Can we write our Irule based on the attack type, like i have written in the below:
when ASM_REQUEST_VIOLATION { set x [ASM::violation_data]
for {set i 0} { $i < 7 } {incr i} { switch $i { 0 { log local0. "attack_type=[lindex $x $i]" } 1 { log local0. "violation=[lindex $x $i]" } 2 { log local0. "support_id=[lindex $x $i]" } 3 { log local0. "web_application=[lindex $x $i]" } 4 { log local0. "severity=[lindex $x $i]" } 5 { log local0. "source_ip=[lindex $x $i]" } 6 { log local0. "request_status=[lindex $x $i]" }
}}
if {([lindex $x 0] contains "ATTACK_TYPE_FORCEFUL_BROWSING") and ([whereis [IP::client_addr]] equals "1.2.3.4") }
pool test_pool member 10.11.12.13 443
}
Thanks!!
- Cory_50405
You might want to add ASM::disable into your actions as well:
when ASM_REQUEST_VIOLATION { set x [ASM::violation_data] for {set i 0} { $i < 7 } {incr i} { switch $i { 0 { log local0. "attack_type=[lindex $x $i]" } 1 { log local0. "violation=[lindex $x $i]" } 2 { log local0. "support_id=[lindex $x $i]" } 3 { log local0. "web_application=[lindex $x $i]" } 4 { log local0. "severity=[lindex $x $i]" } 5 { log local0. "source_ip=[lindex $x $i]" } 6 { log local0. "request_status=[lindex $x $i]" } } } if {([lindex $x 0] contains "ATTACK_TYPE_FORCEFUL_BROWSING") and ([IP::client_addr] equals "1.2.3.4") } { ASM::disable pool test_pool member 10.11.12.13 443 } } - Serge_Ghanem_83
Thank you Cory for your Help, But it didn't work. Do you have any other idea of an Irule that can be applied for the same reason?
Thanks.
- Cory_50405
Did the logging statements work? Exactly what didn't work?
- Serge_Ghanem_83
unfortunately i am not an expert with Irules. What do you mean by logging statements?
- Cory_50405
The 'log local0' statements in your for statement... Are the expected entries being written to /var/log/ltm?
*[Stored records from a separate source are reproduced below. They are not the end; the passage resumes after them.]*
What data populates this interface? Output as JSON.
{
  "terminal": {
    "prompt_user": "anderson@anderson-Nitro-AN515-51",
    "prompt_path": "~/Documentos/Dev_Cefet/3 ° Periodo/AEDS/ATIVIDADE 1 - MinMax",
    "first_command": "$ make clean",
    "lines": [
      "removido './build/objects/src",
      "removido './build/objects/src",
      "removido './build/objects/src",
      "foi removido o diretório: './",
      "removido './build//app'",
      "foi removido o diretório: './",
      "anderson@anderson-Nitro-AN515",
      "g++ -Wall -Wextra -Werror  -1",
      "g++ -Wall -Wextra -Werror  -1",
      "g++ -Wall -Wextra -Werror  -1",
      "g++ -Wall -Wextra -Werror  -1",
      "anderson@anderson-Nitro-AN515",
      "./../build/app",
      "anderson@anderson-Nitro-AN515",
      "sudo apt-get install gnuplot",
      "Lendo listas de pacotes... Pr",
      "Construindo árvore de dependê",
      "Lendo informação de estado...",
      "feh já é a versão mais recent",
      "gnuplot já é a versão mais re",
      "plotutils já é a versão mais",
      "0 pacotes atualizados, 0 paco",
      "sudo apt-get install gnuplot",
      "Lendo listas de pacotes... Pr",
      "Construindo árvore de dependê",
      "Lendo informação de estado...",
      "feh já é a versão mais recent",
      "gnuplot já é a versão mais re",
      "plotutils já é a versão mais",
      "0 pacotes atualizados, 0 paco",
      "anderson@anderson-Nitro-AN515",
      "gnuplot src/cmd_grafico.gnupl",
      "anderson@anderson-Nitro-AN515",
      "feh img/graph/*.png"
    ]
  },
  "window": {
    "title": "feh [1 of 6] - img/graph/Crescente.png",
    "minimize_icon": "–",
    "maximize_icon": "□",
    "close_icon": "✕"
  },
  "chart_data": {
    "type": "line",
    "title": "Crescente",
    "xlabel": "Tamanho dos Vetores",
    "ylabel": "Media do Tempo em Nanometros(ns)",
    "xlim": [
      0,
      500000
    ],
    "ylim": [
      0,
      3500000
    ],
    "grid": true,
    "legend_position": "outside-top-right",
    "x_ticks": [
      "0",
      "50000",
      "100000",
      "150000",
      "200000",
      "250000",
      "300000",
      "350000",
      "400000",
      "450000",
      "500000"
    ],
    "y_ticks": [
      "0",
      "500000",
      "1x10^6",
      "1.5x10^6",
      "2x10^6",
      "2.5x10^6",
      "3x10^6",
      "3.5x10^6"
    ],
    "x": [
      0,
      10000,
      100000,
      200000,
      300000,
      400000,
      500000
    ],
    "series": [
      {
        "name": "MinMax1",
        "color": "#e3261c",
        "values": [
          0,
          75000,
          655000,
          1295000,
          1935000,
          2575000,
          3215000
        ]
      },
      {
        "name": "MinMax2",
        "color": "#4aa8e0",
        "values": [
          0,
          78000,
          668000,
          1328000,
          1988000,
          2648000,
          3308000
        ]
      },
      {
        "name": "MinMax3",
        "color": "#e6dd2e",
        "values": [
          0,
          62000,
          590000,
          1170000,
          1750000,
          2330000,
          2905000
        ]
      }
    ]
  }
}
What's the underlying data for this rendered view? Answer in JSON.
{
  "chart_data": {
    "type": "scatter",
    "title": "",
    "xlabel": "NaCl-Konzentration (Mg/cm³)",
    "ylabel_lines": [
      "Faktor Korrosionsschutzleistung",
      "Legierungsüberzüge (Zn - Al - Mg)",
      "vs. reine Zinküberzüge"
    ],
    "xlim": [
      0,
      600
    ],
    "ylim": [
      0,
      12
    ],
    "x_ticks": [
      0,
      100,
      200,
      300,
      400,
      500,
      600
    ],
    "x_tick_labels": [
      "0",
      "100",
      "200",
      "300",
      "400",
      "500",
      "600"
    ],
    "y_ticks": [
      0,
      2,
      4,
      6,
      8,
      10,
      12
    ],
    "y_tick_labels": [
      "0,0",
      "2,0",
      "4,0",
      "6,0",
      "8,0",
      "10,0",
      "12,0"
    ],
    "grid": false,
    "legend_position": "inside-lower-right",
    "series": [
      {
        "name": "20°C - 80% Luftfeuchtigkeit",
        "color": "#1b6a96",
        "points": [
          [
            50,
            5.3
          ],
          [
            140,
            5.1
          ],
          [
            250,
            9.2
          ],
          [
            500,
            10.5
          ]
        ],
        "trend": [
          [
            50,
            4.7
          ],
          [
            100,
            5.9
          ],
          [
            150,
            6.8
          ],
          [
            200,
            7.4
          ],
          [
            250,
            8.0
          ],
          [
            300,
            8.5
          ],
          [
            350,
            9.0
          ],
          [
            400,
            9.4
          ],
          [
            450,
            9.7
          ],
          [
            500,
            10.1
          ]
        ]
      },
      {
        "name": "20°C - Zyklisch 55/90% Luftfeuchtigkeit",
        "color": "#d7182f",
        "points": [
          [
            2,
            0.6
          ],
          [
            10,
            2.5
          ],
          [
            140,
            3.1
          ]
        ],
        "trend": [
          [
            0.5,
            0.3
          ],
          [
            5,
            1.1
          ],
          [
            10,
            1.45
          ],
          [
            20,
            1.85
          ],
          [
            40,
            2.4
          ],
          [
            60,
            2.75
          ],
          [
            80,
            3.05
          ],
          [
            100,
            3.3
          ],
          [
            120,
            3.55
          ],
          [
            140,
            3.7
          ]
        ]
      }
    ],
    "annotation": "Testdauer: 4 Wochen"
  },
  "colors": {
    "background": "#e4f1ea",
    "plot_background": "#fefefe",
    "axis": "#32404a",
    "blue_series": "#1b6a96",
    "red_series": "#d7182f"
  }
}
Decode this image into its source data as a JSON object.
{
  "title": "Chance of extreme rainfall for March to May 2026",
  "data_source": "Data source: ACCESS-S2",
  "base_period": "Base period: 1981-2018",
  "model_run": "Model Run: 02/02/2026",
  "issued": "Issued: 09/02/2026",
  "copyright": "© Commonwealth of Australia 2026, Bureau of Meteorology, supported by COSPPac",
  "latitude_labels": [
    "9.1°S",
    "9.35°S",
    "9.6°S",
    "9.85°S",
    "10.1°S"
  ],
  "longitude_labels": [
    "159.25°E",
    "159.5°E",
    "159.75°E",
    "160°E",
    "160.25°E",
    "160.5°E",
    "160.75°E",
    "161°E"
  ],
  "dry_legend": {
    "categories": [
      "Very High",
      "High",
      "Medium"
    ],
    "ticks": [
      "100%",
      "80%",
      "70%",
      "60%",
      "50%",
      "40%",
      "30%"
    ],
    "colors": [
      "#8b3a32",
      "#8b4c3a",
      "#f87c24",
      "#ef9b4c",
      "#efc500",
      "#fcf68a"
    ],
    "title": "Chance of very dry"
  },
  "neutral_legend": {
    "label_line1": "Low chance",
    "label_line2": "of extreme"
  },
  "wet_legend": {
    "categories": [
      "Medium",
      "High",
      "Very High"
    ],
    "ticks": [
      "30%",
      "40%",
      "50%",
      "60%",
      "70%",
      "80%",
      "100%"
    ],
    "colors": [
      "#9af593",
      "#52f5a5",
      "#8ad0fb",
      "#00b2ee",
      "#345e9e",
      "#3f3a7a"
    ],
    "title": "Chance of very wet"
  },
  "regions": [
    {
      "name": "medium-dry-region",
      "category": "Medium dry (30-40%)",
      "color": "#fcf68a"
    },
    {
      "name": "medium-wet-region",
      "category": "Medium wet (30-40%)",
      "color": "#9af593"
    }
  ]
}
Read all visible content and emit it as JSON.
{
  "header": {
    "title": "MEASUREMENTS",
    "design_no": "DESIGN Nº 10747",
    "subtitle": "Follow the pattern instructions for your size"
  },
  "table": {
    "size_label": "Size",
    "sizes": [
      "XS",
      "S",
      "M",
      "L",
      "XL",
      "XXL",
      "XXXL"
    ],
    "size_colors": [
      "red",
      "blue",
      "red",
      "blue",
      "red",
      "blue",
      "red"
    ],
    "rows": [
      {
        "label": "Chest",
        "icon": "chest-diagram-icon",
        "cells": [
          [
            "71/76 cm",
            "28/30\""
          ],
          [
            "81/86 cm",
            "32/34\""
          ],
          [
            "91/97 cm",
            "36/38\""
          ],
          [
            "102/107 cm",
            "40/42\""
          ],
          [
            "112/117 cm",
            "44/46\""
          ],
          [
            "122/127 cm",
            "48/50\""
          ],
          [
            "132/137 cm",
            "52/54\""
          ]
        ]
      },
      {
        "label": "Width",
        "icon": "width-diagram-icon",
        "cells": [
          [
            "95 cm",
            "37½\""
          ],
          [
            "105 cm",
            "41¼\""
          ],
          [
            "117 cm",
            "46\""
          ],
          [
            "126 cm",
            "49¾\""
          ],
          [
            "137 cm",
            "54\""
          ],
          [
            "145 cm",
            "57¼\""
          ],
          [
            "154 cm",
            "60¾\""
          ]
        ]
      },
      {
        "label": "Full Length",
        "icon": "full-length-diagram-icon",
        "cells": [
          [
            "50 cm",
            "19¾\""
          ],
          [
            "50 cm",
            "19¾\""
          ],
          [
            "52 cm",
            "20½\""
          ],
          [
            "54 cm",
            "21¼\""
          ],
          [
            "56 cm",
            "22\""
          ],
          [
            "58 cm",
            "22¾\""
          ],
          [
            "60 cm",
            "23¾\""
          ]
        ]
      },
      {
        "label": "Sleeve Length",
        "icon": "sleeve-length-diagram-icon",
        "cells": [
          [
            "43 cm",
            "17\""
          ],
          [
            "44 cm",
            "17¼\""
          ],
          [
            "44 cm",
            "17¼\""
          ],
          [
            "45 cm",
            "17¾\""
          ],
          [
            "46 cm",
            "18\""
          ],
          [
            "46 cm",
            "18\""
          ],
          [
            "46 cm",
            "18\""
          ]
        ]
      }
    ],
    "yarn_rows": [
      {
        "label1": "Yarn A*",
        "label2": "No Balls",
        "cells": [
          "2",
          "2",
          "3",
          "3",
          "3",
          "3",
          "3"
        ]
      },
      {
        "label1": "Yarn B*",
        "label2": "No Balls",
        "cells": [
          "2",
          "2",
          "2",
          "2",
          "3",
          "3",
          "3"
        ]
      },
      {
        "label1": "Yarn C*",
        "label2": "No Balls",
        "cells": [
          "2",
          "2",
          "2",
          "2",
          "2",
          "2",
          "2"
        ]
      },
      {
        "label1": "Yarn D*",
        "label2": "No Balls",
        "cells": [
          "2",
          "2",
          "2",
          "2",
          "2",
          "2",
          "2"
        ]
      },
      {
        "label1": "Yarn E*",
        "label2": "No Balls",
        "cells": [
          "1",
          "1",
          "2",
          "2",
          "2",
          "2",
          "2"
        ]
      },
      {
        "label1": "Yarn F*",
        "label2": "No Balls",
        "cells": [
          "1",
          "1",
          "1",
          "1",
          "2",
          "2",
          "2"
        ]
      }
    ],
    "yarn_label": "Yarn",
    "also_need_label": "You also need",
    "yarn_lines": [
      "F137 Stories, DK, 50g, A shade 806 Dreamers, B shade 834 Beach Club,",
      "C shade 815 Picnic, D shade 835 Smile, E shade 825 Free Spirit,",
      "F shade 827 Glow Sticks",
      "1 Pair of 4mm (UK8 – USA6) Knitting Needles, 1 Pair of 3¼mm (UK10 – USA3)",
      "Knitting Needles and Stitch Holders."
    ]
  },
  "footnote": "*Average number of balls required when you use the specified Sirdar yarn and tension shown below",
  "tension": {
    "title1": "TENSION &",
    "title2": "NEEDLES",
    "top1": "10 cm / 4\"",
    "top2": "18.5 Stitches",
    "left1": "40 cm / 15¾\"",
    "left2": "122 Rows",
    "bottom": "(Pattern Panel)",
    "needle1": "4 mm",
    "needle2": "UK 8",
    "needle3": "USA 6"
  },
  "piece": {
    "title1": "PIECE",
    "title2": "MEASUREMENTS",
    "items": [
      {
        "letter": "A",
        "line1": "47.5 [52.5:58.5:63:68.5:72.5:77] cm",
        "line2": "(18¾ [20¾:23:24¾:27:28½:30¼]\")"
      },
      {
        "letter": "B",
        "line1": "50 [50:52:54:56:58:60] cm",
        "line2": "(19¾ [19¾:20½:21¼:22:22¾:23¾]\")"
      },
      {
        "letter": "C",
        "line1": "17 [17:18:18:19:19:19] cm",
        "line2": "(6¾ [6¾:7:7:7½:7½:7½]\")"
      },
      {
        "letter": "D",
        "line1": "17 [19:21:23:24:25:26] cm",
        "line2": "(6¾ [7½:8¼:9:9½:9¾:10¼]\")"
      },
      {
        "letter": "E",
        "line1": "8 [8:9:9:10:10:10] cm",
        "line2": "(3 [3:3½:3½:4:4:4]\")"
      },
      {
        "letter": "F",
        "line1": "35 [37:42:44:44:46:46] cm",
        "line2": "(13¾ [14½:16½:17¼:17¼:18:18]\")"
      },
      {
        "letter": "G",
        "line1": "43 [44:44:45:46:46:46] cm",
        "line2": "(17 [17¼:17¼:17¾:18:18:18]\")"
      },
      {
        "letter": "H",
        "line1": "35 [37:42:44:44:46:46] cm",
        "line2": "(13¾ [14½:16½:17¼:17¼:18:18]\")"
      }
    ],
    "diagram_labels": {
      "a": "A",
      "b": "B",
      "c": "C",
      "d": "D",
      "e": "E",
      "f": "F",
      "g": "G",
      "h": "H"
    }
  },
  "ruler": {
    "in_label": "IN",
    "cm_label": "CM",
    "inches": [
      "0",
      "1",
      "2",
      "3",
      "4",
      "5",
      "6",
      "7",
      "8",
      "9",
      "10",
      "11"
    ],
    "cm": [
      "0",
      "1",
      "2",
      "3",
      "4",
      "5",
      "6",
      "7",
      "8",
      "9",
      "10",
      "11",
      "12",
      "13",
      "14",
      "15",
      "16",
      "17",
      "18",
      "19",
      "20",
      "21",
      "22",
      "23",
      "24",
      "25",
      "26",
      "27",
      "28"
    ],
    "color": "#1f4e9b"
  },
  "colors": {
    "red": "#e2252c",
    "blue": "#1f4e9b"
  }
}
I'm wondering if you should just remove the 'pool test_pool member 10.11.12.13 443' statement from your iRule and just disable ASM.
- Serge_Ghanem_83
I have tried to remove the pool from the Irule and i am still getting the same below error in the ASM log statement:
[SECEV] Request blocked, violations: Illegal URL. HTTP protocol compliance sub violations: N/A. Evasion techniques sub violations: N/A. Web services security sub violations: N/A. Virus name: N/A. Support id: 15958200311141796981, source ip: 1.2.3.4, xff ip: N/A, source port: 41203, destination ip: 5.6.7.8, destination port: 443, route_domain: 0, HTTP classifier: /Common/test_class, scheme HTTPS, geographic location: , request: , username: , session_id: <1c92c42d2ac662b2>
It seems that the Irule is not triggering no??
- Cory_50405
That's the ASM log entry. Is anything showing up in /var/log/ltm? When using local0, that should log to /var/log/ltm.